Book Celebration for Anca Parvulescu & Manuela Boatca's

Book Celebration for Anca Parvulescu & Manuela Boatca's "Creolizing the Modern: Transylvania Across Empires"

Please join us for a book celebration of Anca Parvulescu’s Creolizing the Modern: Transylvania Across Empires (cowritten with Manuela Boatcă), followed by a discussion.

Respondents:

J. Dillon Brown, Associate Professor of English

Nicole Svobodny, Senior Lecturer in Global Studies

Laura Evers, Graduate Student in English


Moderator:

Melanie Micir, Associate Professor of English


The celebration and discussion will take place on Friday, February 10, at 2:30pm, in Hurst Lounge, Duncker Hall. A reception will follow.

Creolizing the Modern revisits the history of Transylvania as a series of migrations and imperial formations. It uses as the center of its archive Liviu Rebreanu’s novel Ion (2010), long considered the first Ro-language modern novel, which it re-reads as a marginal text of World Literature. Crosspollinating literary studies and sociology, the book develops a comparative method for engaging with regions of the world that have inherited multiple, conflicting imperial and anti-imperial histories.

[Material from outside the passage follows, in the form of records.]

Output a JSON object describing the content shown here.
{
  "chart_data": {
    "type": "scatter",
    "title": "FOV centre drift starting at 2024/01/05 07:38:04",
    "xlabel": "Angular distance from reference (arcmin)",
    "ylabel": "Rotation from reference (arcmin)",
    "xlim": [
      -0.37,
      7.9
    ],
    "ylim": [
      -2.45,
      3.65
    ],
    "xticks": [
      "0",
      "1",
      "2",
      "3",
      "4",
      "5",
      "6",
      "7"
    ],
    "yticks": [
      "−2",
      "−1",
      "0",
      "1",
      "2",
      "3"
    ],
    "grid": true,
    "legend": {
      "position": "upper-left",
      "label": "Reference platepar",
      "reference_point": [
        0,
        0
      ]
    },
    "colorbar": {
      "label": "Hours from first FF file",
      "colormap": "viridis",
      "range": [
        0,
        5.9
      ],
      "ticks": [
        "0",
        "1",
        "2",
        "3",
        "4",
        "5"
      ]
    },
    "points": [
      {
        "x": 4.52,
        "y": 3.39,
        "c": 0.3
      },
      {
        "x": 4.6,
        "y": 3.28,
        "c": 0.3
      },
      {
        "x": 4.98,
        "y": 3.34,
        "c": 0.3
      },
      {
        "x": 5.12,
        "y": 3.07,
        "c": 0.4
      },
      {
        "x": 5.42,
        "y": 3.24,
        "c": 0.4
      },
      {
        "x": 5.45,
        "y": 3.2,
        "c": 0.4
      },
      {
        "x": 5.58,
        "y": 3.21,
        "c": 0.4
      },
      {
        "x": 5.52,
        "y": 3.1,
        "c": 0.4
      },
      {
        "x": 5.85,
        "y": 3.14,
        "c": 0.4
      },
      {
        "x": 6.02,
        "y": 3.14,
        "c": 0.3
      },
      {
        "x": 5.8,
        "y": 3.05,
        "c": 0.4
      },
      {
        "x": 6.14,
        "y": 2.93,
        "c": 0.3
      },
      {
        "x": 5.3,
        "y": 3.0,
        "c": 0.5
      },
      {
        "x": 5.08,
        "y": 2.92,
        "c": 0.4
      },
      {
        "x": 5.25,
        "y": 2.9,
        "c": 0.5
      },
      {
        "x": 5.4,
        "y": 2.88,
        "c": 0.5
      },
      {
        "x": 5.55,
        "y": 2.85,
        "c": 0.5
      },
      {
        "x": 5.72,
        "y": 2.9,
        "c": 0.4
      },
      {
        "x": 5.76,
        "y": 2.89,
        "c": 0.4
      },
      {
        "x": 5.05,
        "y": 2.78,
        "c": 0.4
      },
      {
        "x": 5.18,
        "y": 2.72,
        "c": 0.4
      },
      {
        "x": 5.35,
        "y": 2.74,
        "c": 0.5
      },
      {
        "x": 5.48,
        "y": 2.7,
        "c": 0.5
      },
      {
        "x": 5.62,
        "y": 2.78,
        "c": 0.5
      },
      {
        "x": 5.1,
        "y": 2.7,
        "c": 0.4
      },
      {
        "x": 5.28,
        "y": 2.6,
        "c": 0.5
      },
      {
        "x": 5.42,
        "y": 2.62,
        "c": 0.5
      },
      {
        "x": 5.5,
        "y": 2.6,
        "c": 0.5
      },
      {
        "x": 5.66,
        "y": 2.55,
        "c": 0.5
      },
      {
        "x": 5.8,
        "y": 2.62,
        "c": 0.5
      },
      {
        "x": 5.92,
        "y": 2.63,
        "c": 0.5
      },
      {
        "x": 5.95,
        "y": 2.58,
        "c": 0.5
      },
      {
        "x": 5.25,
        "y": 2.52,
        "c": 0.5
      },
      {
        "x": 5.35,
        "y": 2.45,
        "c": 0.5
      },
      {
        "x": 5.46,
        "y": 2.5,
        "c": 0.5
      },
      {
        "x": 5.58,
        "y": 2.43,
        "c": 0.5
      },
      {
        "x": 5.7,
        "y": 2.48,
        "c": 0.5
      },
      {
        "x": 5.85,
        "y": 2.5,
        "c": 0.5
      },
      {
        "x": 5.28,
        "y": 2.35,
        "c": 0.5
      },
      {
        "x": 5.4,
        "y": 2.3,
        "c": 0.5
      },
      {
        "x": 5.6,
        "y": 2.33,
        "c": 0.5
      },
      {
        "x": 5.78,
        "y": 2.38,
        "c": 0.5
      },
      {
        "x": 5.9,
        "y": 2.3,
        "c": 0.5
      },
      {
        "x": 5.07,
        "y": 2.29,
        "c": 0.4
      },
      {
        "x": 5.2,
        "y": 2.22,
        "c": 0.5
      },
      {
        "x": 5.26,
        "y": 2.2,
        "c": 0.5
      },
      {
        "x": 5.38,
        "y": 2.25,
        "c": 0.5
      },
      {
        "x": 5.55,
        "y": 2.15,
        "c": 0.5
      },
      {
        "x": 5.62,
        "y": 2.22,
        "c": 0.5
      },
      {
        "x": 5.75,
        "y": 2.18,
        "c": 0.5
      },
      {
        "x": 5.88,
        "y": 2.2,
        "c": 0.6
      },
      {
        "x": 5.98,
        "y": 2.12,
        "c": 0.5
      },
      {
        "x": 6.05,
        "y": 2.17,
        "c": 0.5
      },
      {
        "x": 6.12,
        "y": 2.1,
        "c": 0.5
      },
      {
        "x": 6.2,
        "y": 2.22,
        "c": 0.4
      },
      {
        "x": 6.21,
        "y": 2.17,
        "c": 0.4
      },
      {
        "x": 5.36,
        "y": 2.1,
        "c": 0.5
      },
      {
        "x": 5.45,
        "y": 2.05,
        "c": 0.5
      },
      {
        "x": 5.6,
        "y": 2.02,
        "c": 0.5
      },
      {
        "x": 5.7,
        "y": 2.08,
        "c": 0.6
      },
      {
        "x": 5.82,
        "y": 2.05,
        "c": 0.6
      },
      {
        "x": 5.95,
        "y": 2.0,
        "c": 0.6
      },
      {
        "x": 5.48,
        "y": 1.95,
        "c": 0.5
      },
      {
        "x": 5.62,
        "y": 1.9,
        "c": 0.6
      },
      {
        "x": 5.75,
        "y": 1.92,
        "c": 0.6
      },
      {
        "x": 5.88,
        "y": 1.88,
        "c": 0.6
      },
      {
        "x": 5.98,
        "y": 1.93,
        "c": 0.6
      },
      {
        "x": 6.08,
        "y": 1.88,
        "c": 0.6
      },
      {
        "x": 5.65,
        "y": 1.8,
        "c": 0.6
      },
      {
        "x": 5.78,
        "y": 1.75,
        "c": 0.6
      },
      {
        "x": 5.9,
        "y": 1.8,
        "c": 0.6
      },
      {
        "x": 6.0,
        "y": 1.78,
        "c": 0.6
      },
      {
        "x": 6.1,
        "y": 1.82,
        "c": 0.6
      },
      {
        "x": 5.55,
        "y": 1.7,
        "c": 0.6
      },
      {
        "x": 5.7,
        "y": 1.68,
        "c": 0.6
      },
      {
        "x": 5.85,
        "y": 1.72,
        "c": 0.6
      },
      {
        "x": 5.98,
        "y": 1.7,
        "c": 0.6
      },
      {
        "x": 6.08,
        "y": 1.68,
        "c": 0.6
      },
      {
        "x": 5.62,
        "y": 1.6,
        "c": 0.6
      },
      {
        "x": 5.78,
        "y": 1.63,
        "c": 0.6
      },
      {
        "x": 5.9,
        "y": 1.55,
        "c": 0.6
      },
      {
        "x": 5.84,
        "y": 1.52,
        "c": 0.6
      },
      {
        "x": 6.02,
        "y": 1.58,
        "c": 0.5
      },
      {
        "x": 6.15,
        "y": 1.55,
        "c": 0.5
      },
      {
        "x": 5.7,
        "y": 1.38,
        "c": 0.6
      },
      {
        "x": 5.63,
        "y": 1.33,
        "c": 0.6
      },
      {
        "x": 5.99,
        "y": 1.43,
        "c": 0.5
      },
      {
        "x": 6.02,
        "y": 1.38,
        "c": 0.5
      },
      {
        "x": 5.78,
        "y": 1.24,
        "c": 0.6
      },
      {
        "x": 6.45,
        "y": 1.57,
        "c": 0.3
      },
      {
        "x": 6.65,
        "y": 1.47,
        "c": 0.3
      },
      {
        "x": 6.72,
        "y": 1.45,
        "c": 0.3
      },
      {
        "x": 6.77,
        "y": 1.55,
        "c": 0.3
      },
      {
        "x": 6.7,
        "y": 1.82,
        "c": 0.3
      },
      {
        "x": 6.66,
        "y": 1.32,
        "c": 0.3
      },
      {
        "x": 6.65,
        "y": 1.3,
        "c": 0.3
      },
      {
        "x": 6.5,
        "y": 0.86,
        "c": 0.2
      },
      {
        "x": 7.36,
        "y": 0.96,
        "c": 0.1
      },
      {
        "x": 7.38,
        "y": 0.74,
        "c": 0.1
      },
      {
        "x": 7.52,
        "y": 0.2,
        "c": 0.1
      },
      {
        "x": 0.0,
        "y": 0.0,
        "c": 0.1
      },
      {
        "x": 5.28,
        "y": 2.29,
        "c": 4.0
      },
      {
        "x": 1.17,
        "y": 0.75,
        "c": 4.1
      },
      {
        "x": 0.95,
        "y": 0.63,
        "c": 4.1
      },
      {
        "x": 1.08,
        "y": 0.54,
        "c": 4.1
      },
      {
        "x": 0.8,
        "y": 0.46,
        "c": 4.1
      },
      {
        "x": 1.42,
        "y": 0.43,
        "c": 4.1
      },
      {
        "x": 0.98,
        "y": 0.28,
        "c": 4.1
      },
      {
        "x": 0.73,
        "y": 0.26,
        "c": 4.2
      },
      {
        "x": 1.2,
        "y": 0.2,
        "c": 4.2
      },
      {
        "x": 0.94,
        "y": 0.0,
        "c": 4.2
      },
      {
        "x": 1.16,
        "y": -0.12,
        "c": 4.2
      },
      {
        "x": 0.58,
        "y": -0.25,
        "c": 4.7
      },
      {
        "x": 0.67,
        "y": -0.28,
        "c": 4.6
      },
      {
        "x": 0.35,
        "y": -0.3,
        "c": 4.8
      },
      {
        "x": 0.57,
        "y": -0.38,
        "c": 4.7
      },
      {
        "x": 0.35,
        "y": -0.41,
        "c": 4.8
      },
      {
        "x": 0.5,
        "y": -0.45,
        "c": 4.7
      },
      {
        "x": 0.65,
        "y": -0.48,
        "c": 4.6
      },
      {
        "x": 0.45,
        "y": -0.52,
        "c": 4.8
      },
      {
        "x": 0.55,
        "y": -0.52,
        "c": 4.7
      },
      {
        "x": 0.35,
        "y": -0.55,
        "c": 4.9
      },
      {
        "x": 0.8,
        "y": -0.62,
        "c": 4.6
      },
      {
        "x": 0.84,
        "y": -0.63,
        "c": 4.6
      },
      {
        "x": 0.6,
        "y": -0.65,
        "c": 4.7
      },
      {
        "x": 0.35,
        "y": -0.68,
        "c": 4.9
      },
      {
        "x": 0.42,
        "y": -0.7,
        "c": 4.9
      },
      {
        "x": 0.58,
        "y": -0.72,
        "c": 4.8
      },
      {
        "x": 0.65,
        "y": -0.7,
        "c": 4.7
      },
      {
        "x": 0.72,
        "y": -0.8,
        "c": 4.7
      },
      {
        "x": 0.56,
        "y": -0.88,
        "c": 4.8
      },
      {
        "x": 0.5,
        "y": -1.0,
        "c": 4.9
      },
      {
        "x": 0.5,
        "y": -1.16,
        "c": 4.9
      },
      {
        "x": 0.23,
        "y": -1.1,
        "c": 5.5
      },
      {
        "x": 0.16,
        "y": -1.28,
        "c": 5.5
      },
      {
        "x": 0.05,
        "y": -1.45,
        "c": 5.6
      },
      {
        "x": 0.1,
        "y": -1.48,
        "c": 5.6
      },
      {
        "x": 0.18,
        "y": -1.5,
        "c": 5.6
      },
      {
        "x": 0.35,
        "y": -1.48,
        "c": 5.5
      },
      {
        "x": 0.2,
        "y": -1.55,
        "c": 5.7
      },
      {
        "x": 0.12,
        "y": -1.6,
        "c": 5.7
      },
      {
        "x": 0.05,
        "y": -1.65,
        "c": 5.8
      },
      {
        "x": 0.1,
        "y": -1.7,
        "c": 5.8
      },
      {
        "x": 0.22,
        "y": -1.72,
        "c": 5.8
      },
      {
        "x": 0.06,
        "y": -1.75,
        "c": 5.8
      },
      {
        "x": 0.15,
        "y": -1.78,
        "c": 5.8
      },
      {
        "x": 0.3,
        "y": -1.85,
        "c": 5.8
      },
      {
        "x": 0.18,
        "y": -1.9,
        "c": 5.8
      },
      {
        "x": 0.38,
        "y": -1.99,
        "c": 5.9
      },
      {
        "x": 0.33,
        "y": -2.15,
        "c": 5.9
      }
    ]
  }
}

Laura Doyle, author of Inter-imperiality, writes: “Creolizing the Modern is above all a brilliant model of method. Revealing the power of interdisciplinary collaboration, Anca Parvulescu and Manuela Boatcă approach Transylvania as both a particular site of world-historical struggle in modernity/coloniality and an illustrative case study of the convergent operations of empires, extractive economies, stratified identities, and literary discourses. A must read.”

Anca Parvulescu is the Liselotte Dieckman Chair of Comparative Literature at Washington University in St. Louis. Her research and teaching interests include international modernism, affect theory, literary and critical theory, comparative literature, and visual culture.  She is also the author of Laughter and The Traffic in Women's Work.

Please join us for this discussion and celebration of this important book at the intersection of literary studies and sociology!